First, an obvious similarity: the regime is old, worn out, and people are disgusted with it and with their parlous economic situation. But remember: Solidarity was born in the summer of 1980; martial law was declared in March 1981, but the communist government lasted until the end of that decade. So Poles endured a long, painful time of repression after a peaceful, mass movement against the communist regime.
Second, a potential similarity to ponder: the Polish army was not about to attack Polish civilian demonstrators. When martial law was declared, the authorities relied instead on a special paramilitary force drawn from the scum of society and trained in secret for several months. So now the Egyptian police have evaporated and the army looks like it doesn't want to attack civilians...so is there someone else out there? Maybe not, since this has all happened so quickly.
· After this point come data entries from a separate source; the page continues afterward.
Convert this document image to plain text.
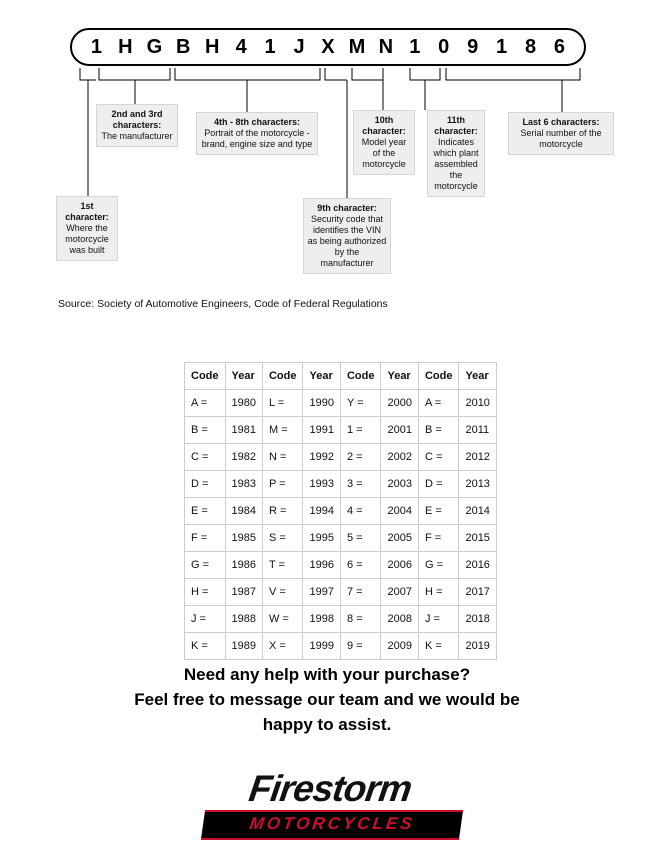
1 H G B H 4 1 J X M N 1 0 9 1 8 6
1st character:
Where the motorcycle was built
2nd and 3rd characters:
The manufacturer
4th - 8th characters:
Portrait of the motorcycle - brand, engine size and type
9th character:
Security code that identifies the VIN as being authorized by the manufacturer
10th character:
Model year of the motorcycle
11th character:
Indicates which plant assembled the motorcycle
Last 6 characters:
Serial number of the motorcycle
Source: Society of Automotive Engineers, Code of Federal Regulations
Code	Year	Code	Year	Code	Year	Code	Year
A =	1980	L =	1990	Y =	2000	A =	2010
B =	1981	M =	1991	1 =	2001	B =	2011
C =	1982	N =	1992	2 =	2002	C =	2012
D =	1983	P =	1993	3 =	2003	D =	2013
E =	1984	R =	1994	4 =	2004	E =	2014
F =	1985	S =	1995	5 =	2005	F =	2015
G =	1986	T =	1996	6 =	2006	G =	2016
H =	1987	V =	1997	7 =	2007	H =	2017
J =	1988	W =	1998	8 =	2008	J =	2018
K =	1989	X =	1999	9 =	2009	K =	2019
Need any help with your purchase?
Feel free to message our team and we would be
happy to assist.
Firestorm
MOTORCYCLES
Third, a big difference: there was no force like the Muslim Brotherhood - a well-established group with lots of overseas links and, presumably, access to money and other resources. Solidarity was only created in 1980 and, despite any accusations you may have heard to the contrary, was not/not supported by the U.S. government or any other outsiders. While it was weak, it didn't have compete with another popular but very undemocratic and illiberal group.
Fourth, another big difference: Poland was one of several Warsaw Pact members who had sought to escape Soviet domination. Perhaps there was a shared anti-communist ideology, but nothing that compares to the aggressive Islamism that has spread in the Mideast and North Africa ever since the Iranian revolution in 1979. Poland was actually a leader: the Solidarity movement was the first ever mass movement of workers against a communist workers' paradise.
In sum, I don't see too many points of similarity between Poland then and Egypt now. Unfortunately.